誰もがAIに「高い透明性」を求めているわけではない
Illustration by Dominika Lipniewska
サマリー:AIの普及に伴い「説明可能なAI」への関心が高まり、誰もがAIに高い透明性を求めていると思われがちだ。しかし、ハーバード・ビジネス・スクールの研究により、人間は必ずしも高い透明性を望んでいないことが判明した。金銭的インセンティブや道徳的葛藤の影響により、あえてAIの判断根拠を見ない行動傾向が浮き彫りになったのだ。本稿では、AIの透明性に対する人間の行動心理と、企業が講ずべき具体的な対策を解説する。

「説明可能なAI」は本当に必要とされているのか

 本稿はハーバード・ビジネス・スクール(HBS)のワーキング・ナレッジが作成したものであり、HBS助教授のアレックス・チャンの見解を取り上げている。
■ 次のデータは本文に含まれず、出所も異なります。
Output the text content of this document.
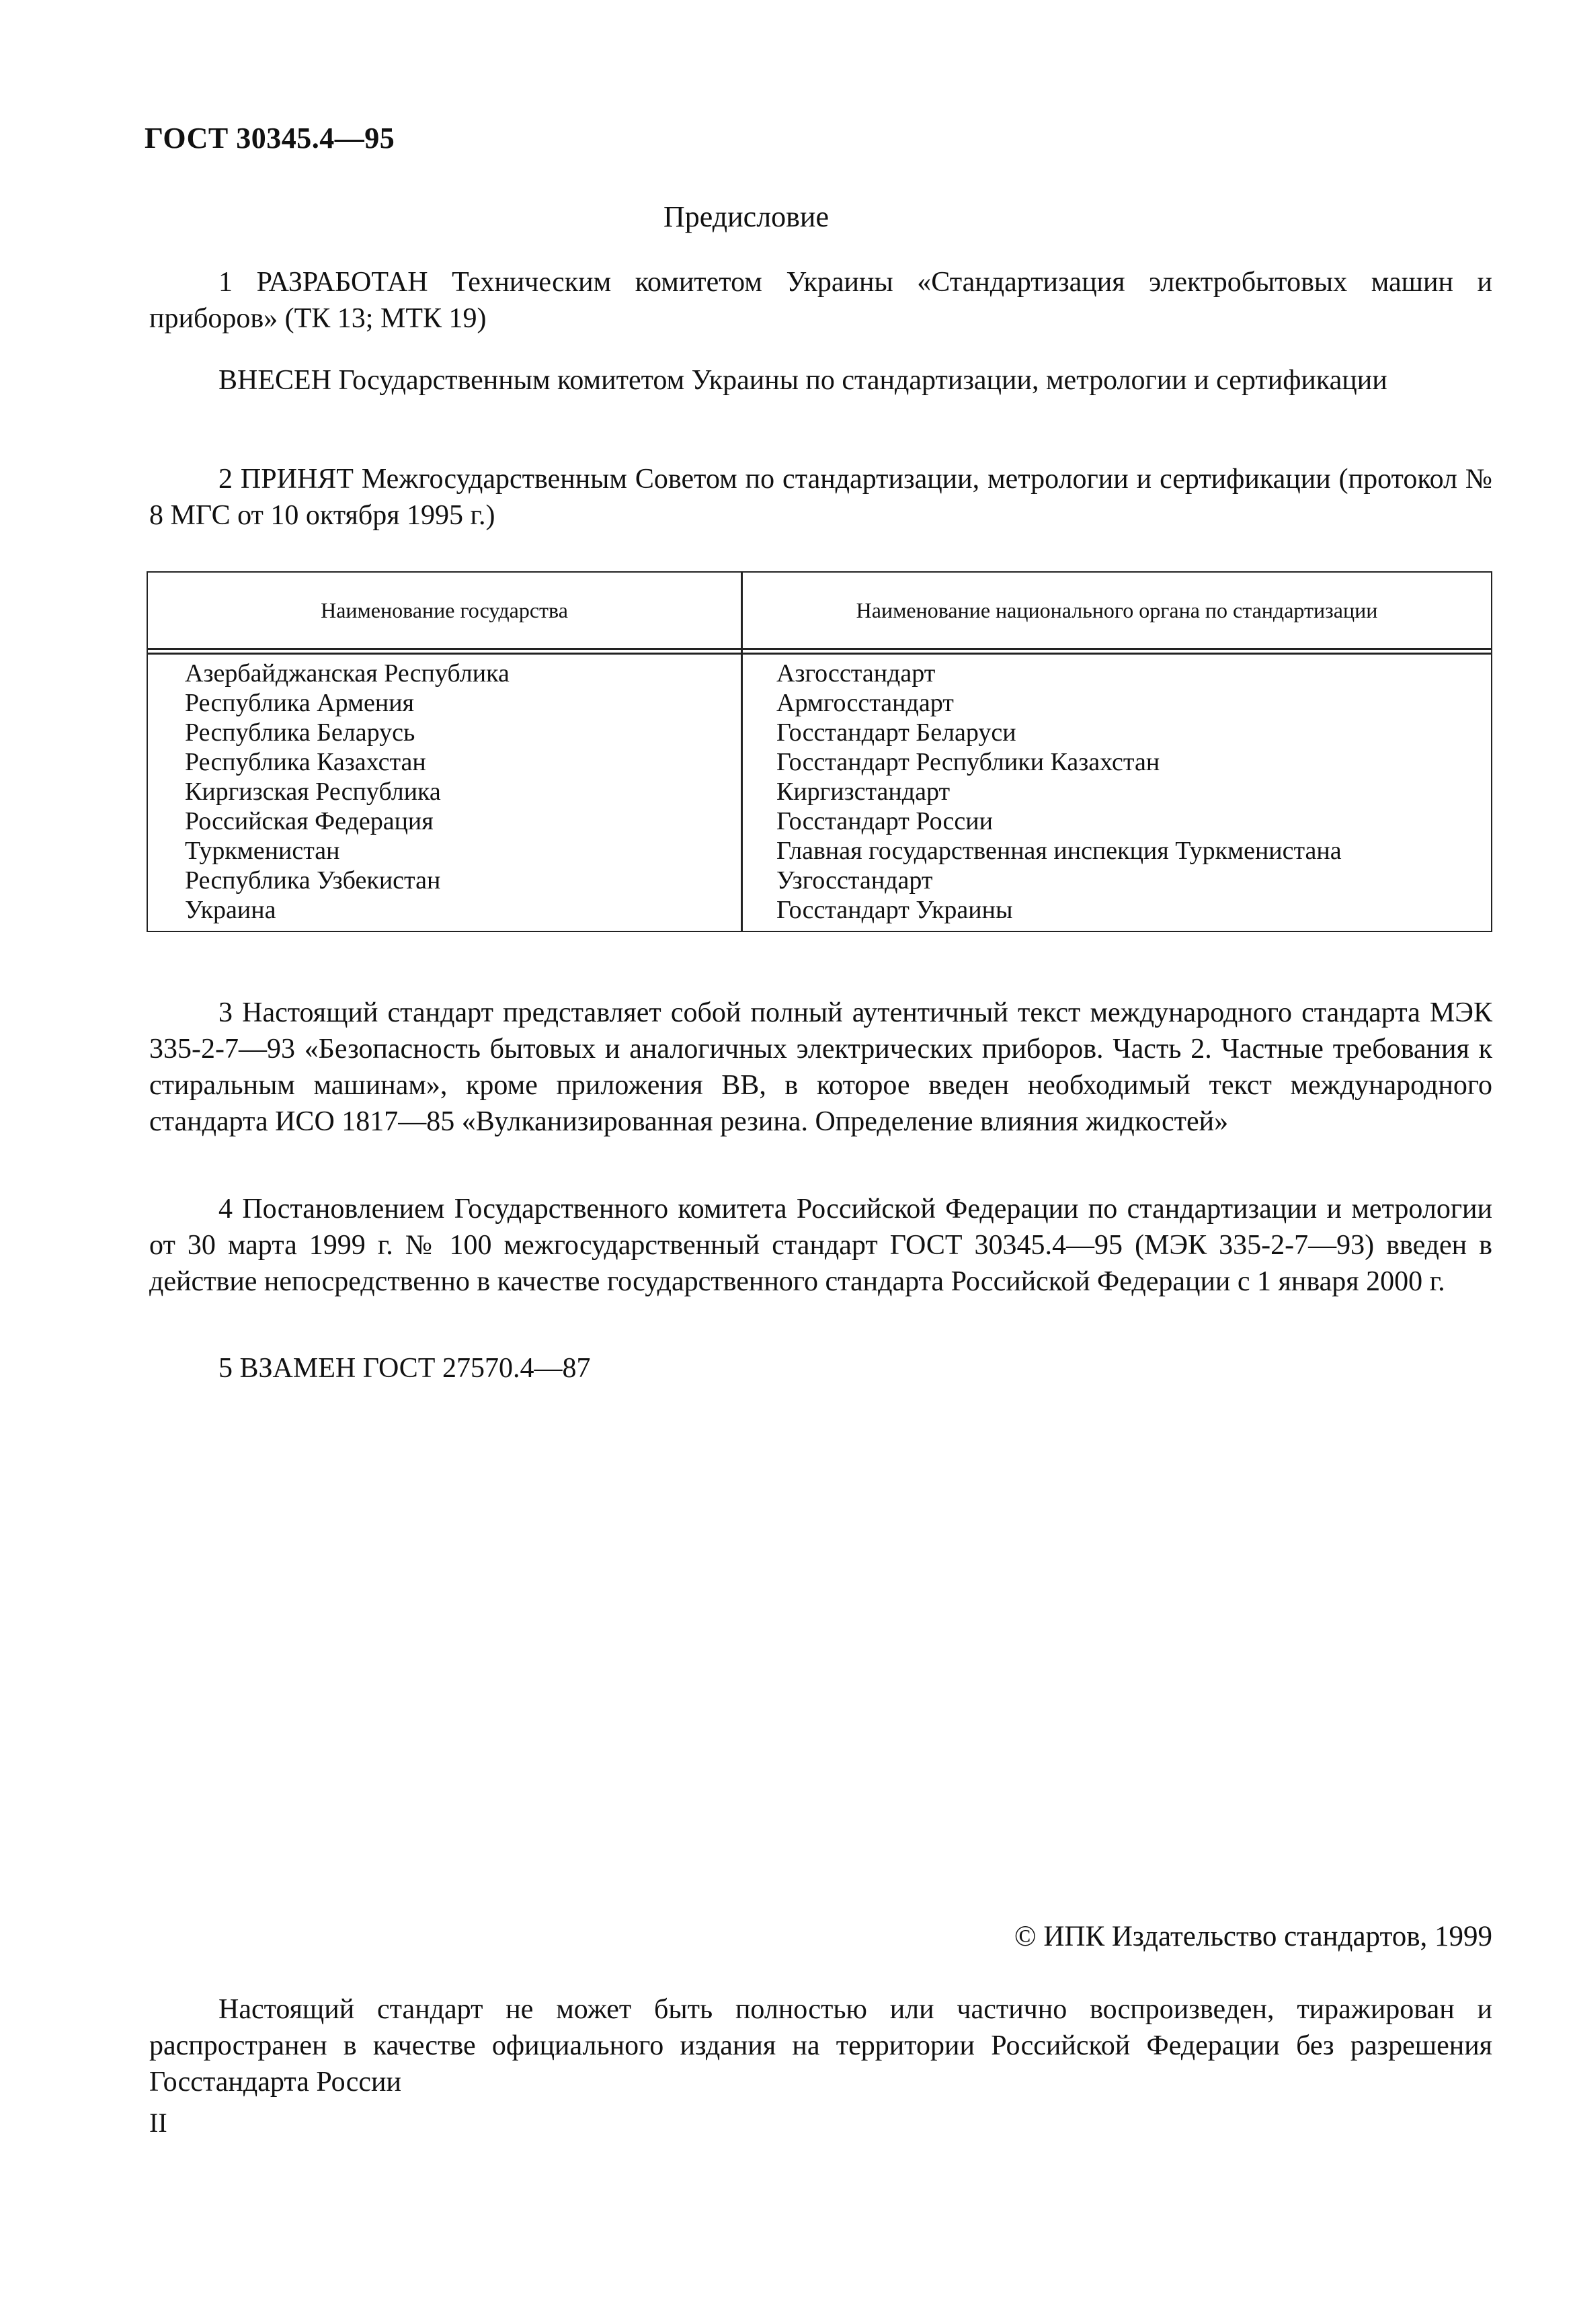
ГОСТ 30345.4—95
Предисловие

1 РАЗРАБОТАН Техническим комитетом Украины «Стандартизация электробытовых машин и приборов» (ТК 13; МТК 19)

ВНЕСЕН Государственным комитетом Украины по стандартизации, метрологии и сертификации

2 ПРИНЯТ Межгосударственным Советом по стандартизации, метрологии и сертификации (протокол № 8 МГС от 10 октября 1995 г.)

Наименование государства	Наименование национального органа по стандартизации
Азербайджанская Республика
Республика Армения
Республика Беларусь
Республика Казахстан
Киргизская Республика
Российская Федерация
Туркменистан
Республика Узбекистан
Украина
Азгосстандарт
Армгосстандарт
Госстандарт Беларуси
Госстандарт Республики Казахстан
Киргизстандарт
Госстандарт России
Главная государственная инспекция Туркменистана
Узгосстандарт
Госстандарт Украины

3 Настоящий стандарт представляет собой полный аутентичный текст международного стандарта МЭК 335-2-7—93 «Безопасность бытовых и аналогичных электрических приборов. Часть 2. Частные требования к стиральным машинам», кроме приложения ВВ, в которое введен необходимый текст международного стандарта ИСО 1817—85 «Вулканизированная резина. Определение влияния жидкостей»

4 Постановлением Государственного комитета Российской Федерации по стандартизации и метрологии от 30 марта 1999 г. № 100 межгосударственный стандарт ГОСТ 30345.4—95 (МЭК 335-2-7—93) введен в действие непосредственно в качестве государственного стандарта Российской Федерации с 1 января 2000 г.

5 ВЗАМЕН ГОСТ 27570.4—87

© ИПК Издательство стандартов, 1999

Настоящий стандарт не может быть полностью или частично воспроизведен, тиражирован и распространен в качестве официального издания на территории Российской Федерации без разрешения Госстандарта России

II
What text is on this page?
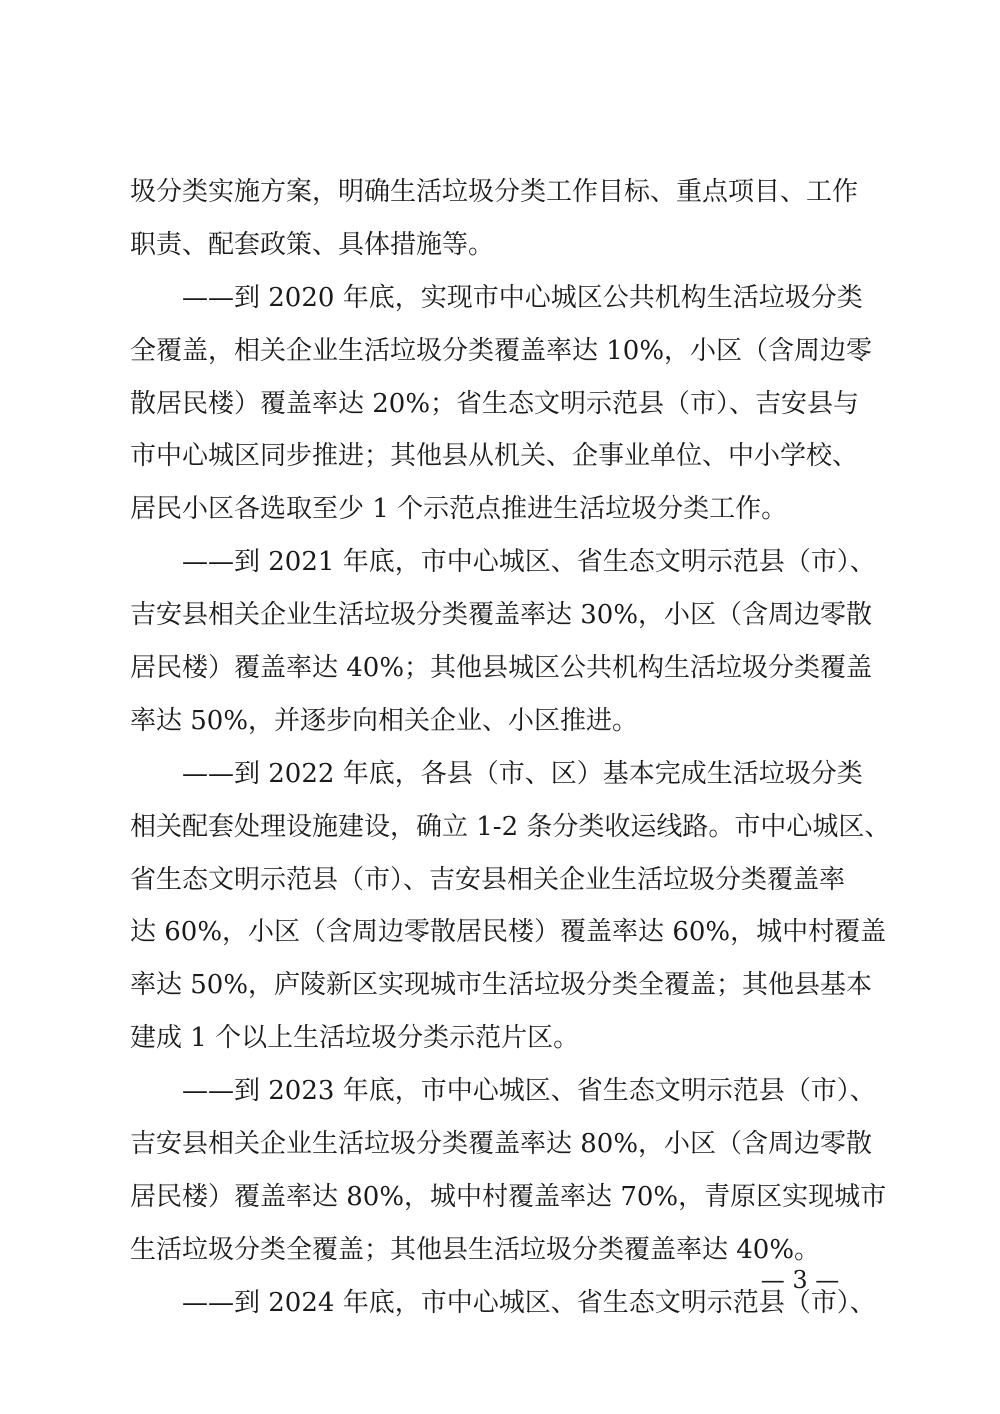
圾分类实施方案，明确生活垃圾分类工作目标、重点项目、工作
职责、配套政策、具体措施等。
　　——到 2020 年底，实现市中心城区公共机构生活垃圾分类
全覆盖，相关企业生活垃圾分类覆盖率达 10%，小区（含周边零
散居民楼）覆盖率达 20%；省生态文明示范县（市）、吉安县与
市中心城区同步推进；其他县从机关、企事业单位、中小学校、
居民小区各选取至少 1 个示范点推进生活垃圾分类工作。
　　——到 2021 年底，市中心城区、省生态文明示范县（市）、
吉安县相关企业生活垃圾分类覆盖率达 30%，小区（含周边零散
居民楼）覆盖率达 40%；其他县城区公共机构生活垃圾分类覆盖
率达 50%，并逐步向相关企业、小区推进。
　　——到 2022 年底，各县（市、区）基本完成生活垃圾分类
相关配套处理设施建设，确立 1-2 条分类收运线路。市中心城区、
省生态文明示范县（市）、吉安县相关企业生活垃圾分类覆盖率
达 60%，小区（含周边零散居民楼）覆盖率达 60%，城中村覆盖
率达 50%，庐陵新区实现城市生活垃圾分类全覆盖；其他县基本
建成 1 个以上生活垃圾分类示范片区。
　　——到 2023 年底，市中心城区、省生态文明示范县（市）、
吉安县相关企业生活垃圾分类覆盖率达 80%，小区（含周边零散
居民楼）覆盖率达 80%，城中村覆盖率达 70%，青原区实现城市
生活垃圾分类全覆盖；其他县生活垃圾分类覆盖率达 40%。
　　——到 2024 年底，市中心城区、省生态文明示范县（市）、
— 3 —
 高校の数学の試験とは異なり、AIシステムはブラックボックスであり、重要な問いに答える時も、そこに至るまでの思考過程を示す必要がない。そして意思決定者の一部は、そのほうが都合がよいと考える。お金やモラルが絡む場合はなおさらだ。

 ハーバード・ビジネス・スクール(HBS)助教授のアレックス・チャンは、AIを使った融資審査の実験により、このことを検証した。1万ドルの融資申し込みを審査する担当者(被験者)の多くは、AIシステムが、ある借り手の融資リスクが高いと判定した時、その理由をAIに聞かないことを選んだ。たとえ、その理由を聞いていれば、人種や性別が判定に影響を与えたらしいことが明らかになる場合であってもだ。

 また、被験者がAIに判定理由を聞かない可能性が最も高かったのは、自身のボーナスが融資の返済状況に左右される場合だった。彼らは、その決定にバイアスがかかっているかどうか調べるよりも、アルゴリズムの助言に従うことを選んだ。この結果は、人が追加情報を求めることを積極的に避けるのは、それによって自分の決定が複雑になることや、道徳的な不快感を抱くのを避けるためであることを示唆している。

 企業が、採用や融資審査から医療検査、司法手続きまで、さまざまな意思決定プロセスにAIの導入を急ぐ中、そのシステムが公平で、透明性があり、信頼に足ることを確保すべきだという圧力が高まっている。これを受け、「説明可能なAI」への関心が高まっている。単に答えを提示するのではなく、回答の基礎を成す推論を示すことに重点を置いたAIだ。

 だが、チャンの研究は、「誰もが当然に、AIシステムに高い透明性を求めている」という一般的な思い込みに挑戦するものだ。2026年2月に公開されたチャンの研究成果報告書「説明への選好:説明可能なAIの事例」によると、人は自分の決定が複雑になったり、不快に感じたりすることにつながる場合、AIに追加情報を求めない可能性がある。

「AIとやり取りする人は、完全に合理的なAIエージェントとは異なる」とチャンは言う。「人間は戦略的で、動機づけられており、わざと情報を知らないでおこうとすることがある」

融資申し込みはどのように評価されたか

 人間がAIの説明とどのように関わるかを調べるため、チャンはオンラインで2512人の参加者を募り、米国の民間金融業者に提出された1万ドルの融資申し込み2件を審査してもらった。申込者はどちらも失業者で、生活費を賄うために資金を必要としているという設定だ。

 参加者は、申込者についての基本情報(収入、人種、性別、家族構成など)と、AIが予測した債務不履行リスクを知らされる。そのうえで、そのような予測の根拠に目を通すか否かの選択を与えられた。

 AIは、参加者に与えられる2件の融資申し込みのうち、一方については債務不履行リスクを10%未満の「低リスク」と判定し、もう一方は債務不履行リスクが90%を超える「高リスク」と判定する。そして実験参加者のうち無作為に選ばれたグループは、借り手の債務履行状況がボーナスの金額に直結するようにした。

 融資担当者として、実験参加者には次の3つの選択肢が与えられた。

1. アルゴリズムの判定を覆して、2件とも融資を承認する。

2. どちらの融資を承認するか、アルゴリズムの判定に従う。